Absolutely vital reminder:
Patents do not automatically equal products which will actually be made.
Patents like this are essentially a company 'bookmarking' a theory so they get first dibs on making it if they later wish to.
Patents are for the business, not for the consumer.
Sometimes companies file patents purely to stop someone else from making something, even if they have no intention of making it themselves.
The vast majority of the time, patents for lens designs simply mean one or two designers sat down with a piece of paper and did the math, with absolutely no concern over whether or not such a thing can actually be produced, let alone will. Canon's designers could draw a 12-800mm f/0.95 Macro IS with built-in 1.4x extender and file a patent with that drawing; that lens still wouldn't get made.
Patents do not mean a product is definitely going to be made.
Patents do not mean a product is already being made.
Patents do not mean a product is anywhere near release.
Products which do get made rarely match their patents 100%.
When a patented lens design does get made there are typically at least a couple of years—but it can be many more—between when the patent is first drawn up and filed and when working prototypes start being seriously tested, and at least another year before a successful version can be mass-produced and sold to the public.

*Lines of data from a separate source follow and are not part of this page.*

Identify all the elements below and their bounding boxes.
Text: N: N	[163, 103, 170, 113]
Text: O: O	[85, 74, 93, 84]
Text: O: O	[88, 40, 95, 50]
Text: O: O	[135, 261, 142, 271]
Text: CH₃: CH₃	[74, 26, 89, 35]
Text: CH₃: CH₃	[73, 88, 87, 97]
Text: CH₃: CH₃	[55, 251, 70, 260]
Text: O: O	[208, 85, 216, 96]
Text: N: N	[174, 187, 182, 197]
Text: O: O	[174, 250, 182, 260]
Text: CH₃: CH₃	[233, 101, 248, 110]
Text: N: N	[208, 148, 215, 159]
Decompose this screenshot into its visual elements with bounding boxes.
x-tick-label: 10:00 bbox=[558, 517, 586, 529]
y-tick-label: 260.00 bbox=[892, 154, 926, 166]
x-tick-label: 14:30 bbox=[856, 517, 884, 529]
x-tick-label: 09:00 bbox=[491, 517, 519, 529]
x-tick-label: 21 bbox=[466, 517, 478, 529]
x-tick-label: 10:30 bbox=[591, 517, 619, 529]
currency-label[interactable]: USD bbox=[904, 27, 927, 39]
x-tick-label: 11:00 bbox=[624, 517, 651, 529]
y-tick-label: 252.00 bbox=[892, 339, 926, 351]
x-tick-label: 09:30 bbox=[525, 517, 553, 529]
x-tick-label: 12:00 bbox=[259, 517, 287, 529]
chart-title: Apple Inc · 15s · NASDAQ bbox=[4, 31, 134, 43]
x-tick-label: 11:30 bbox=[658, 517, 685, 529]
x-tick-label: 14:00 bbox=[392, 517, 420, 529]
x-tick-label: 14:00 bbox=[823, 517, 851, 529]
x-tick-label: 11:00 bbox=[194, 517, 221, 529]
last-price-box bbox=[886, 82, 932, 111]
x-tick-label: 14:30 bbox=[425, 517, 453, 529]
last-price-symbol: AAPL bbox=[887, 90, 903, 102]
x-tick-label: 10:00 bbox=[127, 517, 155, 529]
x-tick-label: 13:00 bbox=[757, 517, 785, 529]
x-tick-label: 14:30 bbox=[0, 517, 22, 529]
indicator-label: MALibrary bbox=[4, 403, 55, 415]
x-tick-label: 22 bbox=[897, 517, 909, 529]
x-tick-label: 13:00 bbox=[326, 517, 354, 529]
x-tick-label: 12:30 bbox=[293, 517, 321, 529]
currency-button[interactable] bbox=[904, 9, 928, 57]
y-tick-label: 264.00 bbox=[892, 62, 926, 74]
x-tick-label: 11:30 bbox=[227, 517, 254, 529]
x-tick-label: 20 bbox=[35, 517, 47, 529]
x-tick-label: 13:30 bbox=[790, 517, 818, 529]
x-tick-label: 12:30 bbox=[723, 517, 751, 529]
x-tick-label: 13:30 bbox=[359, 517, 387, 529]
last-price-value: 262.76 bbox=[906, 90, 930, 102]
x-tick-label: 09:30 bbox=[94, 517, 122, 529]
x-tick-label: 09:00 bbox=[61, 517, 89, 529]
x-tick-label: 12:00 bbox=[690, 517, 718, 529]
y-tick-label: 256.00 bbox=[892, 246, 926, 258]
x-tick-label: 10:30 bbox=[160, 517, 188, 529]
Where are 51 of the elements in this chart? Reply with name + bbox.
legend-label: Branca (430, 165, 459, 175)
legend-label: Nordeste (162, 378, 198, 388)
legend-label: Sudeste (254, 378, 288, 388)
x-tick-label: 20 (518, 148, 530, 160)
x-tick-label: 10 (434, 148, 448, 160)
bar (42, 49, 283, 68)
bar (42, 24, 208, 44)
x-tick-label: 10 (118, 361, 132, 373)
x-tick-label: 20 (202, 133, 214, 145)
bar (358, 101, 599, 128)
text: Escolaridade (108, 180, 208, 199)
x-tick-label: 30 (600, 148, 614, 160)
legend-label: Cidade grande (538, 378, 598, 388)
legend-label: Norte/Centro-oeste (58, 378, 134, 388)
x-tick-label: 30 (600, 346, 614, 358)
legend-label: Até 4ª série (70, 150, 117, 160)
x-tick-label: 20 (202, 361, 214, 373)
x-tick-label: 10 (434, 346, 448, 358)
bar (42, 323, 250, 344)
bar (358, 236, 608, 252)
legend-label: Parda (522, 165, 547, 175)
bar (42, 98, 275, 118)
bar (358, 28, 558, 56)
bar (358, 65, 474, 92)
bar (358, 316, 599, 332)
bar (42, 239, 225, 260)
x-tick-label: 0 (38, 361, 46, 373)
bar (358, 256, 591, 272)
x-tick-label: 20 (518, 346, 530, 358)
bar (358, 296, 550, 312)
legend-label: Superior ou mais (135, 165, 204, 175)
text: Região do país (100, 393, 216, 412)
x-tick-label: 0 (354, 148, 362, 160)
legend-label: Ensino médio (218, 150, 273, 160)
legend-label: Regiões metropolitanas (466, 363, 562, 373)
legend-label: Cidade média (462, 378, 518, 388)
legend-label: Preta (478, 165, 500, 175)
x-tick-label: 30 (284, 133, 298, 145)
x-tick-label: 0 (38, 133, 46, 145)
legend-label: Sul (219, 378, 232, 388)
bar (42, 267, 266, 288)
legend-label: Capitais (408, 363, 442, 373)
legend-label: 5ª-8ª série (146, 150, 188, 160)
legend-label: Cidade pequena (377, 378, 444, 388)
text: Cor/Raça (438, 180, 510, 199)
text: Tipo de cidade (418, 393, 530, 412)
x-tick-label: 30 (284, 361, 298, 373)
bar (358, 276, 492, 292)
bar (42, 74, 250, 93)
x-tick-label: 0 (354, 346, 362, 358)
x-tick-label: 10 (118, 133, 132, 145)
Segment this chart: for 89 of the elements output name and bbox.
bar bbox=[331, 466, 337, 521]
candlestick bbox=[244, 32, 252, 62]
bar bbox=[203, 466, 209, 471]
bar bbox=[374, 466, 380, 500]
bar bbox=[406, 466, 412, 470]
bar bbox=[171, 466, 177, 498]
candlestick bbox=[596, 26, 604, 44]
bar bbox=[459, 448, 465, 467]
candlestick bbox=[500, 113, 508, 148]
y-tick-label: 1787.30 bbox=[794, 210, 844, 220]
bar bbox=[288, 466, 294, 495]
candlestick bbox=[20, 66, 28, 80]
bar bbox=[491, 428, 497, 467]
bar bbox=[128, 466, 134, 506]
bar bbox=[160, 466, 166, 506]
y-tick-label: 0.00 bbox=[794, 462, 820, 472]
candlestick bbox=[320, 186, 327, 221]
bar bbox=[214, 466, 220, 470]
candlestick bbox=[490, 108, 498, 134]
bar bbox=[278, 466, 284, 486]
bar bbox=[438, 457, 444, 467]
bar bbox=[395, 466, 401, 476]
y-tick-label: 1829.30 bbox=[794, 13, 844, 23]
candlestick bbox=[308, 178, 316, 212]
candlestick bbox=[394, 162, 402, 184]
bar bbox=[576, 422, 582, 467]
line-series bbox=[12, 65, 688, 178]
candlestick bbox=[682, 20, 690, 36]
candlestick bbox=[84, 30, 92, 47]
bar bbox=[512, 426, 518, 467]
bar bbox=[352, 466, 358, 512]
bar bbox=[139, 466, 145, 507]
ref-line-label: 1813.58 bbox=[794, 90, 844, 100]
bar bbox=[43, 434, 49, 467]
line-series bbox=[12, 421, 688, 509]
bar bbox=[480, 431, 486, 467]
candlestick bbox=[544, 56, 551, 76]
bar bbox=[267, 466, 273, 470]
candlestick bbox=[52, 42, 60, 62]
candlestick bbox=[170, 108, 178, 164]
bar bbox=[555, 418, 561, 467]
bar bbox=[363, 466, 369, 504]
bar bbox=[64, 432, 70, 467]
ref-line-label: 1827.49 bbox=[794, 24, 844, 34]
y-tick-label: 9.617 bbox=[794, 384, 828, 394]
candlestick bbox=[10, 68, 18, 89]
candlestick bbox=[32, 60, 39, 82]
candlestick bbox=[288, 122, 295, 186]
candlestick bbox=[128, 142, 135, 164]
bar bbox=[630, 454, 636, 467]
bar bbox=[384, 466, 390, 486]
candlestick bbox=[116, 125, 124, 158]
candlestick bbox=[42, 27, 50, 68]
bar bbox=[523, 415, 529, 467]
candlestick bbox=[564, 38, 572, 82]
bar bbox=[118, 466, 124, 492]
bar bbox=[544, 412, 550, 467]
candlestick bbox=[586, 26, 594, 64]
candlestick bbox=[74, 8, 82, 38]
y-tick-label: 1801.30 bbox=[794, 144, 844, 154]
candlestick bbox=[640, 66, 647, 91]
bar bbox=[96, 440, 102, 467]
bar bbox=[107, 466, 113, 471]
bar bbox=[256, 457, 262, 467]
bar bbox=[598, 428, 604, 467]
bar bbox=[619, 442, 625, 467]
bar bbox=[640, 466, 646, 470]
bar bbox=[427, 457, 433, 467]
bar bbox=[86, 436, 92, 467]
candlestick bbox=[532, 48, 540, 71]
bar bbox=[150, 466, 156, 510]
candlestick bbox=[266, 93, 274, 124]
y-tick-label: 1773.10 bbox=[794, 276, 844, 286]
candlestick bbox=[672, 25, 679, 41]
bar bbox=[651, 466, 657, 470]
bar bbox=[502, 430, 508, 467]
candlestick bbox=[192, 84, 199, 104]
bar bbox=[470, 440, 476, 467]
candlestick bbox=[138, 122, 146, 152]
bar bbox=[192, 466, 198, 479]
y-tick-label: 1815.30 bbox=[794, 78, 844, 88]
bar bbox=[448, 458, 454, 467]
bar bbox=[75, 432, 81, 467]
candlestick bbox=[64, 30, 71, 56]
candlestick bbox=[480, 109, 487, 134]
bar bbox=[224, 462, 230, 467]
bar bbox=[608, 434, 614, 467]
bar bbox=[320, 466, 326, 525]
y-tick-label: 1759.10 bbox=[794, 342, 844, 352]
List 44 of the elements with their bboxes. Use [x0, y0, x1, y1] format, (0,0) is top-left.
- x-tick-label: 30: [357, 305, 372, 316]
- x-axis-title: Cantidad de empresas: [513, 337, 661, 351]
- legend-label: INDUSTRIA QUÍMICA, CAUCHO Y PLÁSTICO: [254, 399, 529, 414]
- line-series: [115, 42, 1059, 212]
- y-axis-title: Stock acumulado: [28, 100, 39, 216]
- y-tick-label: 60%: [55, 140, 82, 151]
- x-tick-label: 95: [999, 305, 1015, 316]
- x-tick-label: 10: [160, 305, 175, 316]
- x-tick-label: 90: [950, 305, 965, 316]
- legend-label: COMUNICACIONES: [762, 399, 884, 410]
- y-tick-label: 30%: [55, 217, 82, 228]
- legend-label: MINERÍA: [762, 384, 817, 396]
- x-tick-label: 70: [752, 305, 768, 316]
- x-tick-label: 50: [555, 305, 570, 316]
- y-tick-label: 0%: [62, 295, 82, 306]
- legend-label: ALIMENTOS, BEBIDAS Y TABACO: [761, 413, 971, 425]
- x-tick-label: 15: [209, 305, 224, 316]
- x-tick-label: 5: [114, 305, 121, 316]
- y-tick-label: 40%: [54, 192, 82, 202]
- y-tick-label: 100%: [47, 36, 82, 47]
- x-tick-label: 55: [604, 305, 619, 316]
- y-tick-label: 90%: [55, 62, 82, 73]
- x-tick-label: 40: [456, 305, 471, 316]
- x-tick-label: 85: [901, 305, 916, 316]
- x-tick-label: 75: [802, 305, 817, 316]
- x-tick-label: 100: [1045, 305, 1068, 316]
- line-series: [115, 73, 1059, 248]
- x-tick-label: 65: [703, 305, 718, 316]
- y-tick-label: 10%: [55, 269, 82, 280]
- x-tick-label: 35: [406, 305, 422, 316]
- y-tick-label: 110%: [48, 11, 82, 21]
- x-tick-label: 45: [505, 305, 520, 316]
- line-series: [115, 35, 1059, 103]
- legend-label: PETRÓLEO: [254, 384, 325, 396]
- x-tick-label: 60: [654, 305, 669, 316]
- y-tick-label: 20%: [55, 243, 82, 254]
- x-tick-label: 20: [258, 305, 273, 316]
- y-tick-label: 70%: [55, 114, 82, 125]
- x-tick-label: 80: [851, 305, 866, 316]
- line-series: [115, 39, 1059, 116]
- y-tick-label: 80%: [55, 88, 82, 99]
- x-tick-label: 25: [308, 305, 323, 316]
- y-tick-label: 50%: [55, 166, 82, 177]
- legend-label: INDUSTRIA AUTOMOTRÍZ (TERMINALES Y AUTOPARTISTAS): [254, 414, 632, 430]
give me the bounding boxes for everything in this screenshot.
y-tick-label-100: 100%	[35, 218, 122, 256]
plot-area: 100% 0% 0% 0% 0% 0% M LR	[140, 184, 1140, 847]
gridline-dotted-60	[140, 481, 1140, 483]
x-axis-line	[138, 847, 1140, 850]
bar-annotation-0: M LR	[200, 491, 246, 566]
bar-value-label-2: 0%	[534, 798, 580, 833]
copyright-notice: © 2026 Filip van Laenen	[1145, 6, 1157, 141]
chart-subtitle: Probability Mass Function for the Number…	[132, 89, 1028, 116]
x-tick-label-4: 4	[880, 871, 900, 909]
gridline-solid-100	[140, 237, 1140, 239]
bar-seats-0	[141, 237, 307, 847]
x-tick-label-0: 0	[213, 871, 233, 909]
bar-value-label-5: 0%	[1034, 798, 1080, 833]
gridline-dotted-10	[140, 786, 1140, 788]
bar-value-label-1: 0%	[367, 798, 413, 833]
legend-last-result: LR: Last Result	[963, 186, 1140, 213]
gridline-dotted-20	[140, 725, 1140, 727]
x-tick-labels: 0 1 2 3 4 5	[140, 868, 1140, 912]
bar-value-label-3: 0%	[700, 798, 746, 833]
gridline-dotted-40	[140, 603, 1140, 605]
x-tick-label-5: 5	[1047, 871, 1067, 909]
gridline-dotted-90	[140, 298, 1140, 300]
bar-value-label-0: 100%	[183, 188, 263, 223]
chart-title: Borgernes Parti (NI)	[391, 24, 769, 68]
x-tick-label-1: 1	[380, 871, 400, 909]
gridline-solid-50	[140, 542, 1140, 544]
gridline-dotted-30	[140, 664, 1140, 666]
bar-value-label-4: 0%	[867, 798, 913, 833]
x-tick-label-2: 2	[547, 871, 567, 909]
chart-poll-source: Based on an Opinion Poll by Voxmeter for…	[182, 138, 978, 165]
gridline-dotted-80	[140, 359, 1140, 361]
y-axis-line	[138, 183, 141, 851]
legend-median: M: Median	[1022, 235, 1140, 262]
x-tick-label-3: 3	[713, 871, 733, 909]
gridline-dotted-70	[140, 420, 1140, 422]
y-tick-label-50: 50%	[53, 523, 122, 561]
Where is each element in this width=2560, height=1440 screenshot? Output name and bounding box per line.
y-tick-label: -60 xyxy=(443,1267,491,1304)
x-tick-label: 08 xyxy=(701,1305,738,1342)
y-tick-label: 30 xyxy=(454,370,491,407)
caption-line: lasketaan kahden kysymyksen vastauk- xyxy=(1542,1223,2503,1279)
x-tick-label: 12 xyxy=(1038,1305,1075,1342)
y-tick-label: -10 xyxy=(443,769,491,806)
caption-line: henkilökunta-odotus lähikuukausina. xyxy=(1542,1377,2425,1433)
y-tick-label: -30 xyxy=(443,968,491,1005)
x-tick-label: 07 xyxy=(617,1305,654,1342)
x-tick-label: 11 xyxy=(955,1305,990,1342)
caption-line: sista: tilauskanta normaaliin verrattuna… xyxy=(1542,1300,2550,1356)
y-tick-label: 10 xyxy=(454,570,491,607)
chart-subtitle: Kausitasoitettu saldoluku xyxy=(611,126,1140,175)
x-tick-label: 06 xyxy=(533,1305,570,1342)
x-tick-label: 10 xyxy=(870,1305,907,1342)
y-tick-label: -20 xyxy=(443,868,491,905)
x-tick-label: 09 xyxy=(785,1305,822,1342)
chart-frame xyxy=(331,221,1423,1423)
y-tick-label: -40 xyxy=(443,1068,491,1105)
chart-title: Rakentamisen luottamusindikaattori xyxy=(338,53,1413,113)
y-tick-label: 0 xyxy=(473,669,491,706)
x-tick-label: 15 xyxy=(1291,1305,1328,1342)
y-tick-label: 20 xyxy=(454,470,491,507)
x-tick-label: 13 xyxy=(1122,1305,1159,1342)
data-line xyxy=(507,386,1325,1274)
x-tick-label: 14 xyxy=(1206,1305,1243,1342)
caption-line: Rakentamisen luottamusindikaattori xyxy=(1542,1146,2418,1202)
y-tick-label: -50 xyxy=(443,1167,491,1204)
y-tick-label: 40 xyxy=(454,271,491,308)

Faster zooms are great and the 28-70 f/2 is already the thing which is selling me on the R system over any other mirrorless system; a 28-105mm f/2 has been my dream lens since as long as I can remember and the idea that f/1.4 zooms may exist within the foreseeable future is extremely exciting. However, a patent is a patent; a patent is not a product. Canon have filed hundreds of lens design patents over the years for lenses which never even had prototypes made. (The 28mm f/1.4L being my personal favourite never-to-be Canon patent.)